UT designated 2024 as the “Year of AI” to highlight the University’s achievements in artificial intelligence research and to set the stage for future developments.
In the coming months, the University will set up a calendar with seminars, workshops and meetings that highlight the artificial intelligence research happening on campus. Dan Jaffe, vice president of research, said these events aim to bring together different parts of campus and make different departments’ work visible to each other.
“UT is a very funny place in the sense that it’s both deep in many areas and very, very broad,” Jaffe said. “There’s a huge campus with a great faculty and research staff and excellent students, and they’re in different parts of campus doing similar things that they may not even know about.”

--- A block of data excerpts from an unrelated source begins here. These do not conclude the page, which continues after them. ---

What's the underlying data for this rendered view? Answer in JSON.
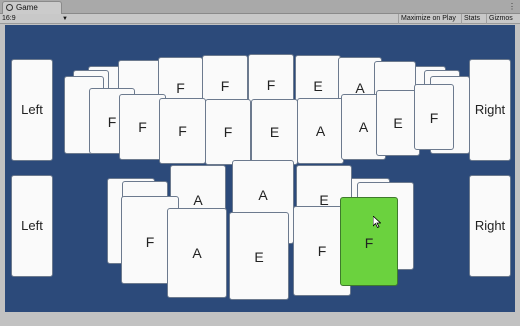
{
  "window": {
    "tab_title": "Game"
  },
  "toolbar": {
    "aspect": "16:9",
    "maximize_on_play": "Maximize on Play",
    "stats": "Stats",
    "gizmos": "Gizmos"
  },
  "side_buttons": {
    "left_top": "Left",
    "left_bottom": "Left",
    "right_top": "Right",
    "right_bottom": "Right"
  },
  "top_hand": {
    "back_letters": [
      "F",
      "F",
      "F",
      "E",
      "A"
    ],
    "front_letters": [
      "F",
      "F",
      "F",
      "F",
      "E",
      "A",
      "A",
      "E",
      "F"
    ]
  },
  "bottom_hand": {
    "back_letters": [
      "A",
      "A",
      "E"
    ],
    "front_letters": [
      "F",
      "A",
      "E",
      "F",
      "F"
    ],
    "selected_index": 4,
    "selected_color": "#6bd23e"
  },
  "colors": {
    "background": "#2c4a7a",
    "card": "#fafafa",
    "selected": "#6bd23e"
  }
}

Jaffe said the “Year of AI” builds on the development of the Institute for Foundations of Machine Learning and the completion of the fastest academic supercomputer on campus. The University also wants to continue to highlight ethical AI through the Good Systems challenges.
Good Systems aims to utilize ethical AI to impact a broad range of industries and help students learn to adapt to the fast-evolving pace of artificial intelligence, said Matthew Lease, school of information professor and Good Systems executive.
“UT is increasingly responsive to the way the world is changing (and) the prominent role artificial intelligence is taking,” Lease said. “(UT wants to) make sure that students who are here for education or research are really being taught and exposed to the latest advances and helping advance that AI even further.”
UT research assistant Aaron Purewal utilizes AI to create high-quality, immersive tours of UT that can be accessible to anyone. Purewal said artificial intelligence allows him to take videos and photos of buildings, run them through artificial intelligence machine learning models and have 3D models within minutes.
Purewal said it’s important for people to be knowledgeable about how these tools work.
“2024 is going to be a crazy year, even crazier than 2023 for the pace of AI,” Purewal said. “In every niche, anything you can think of can be enhanced by some sort of AI model in some sort of way.”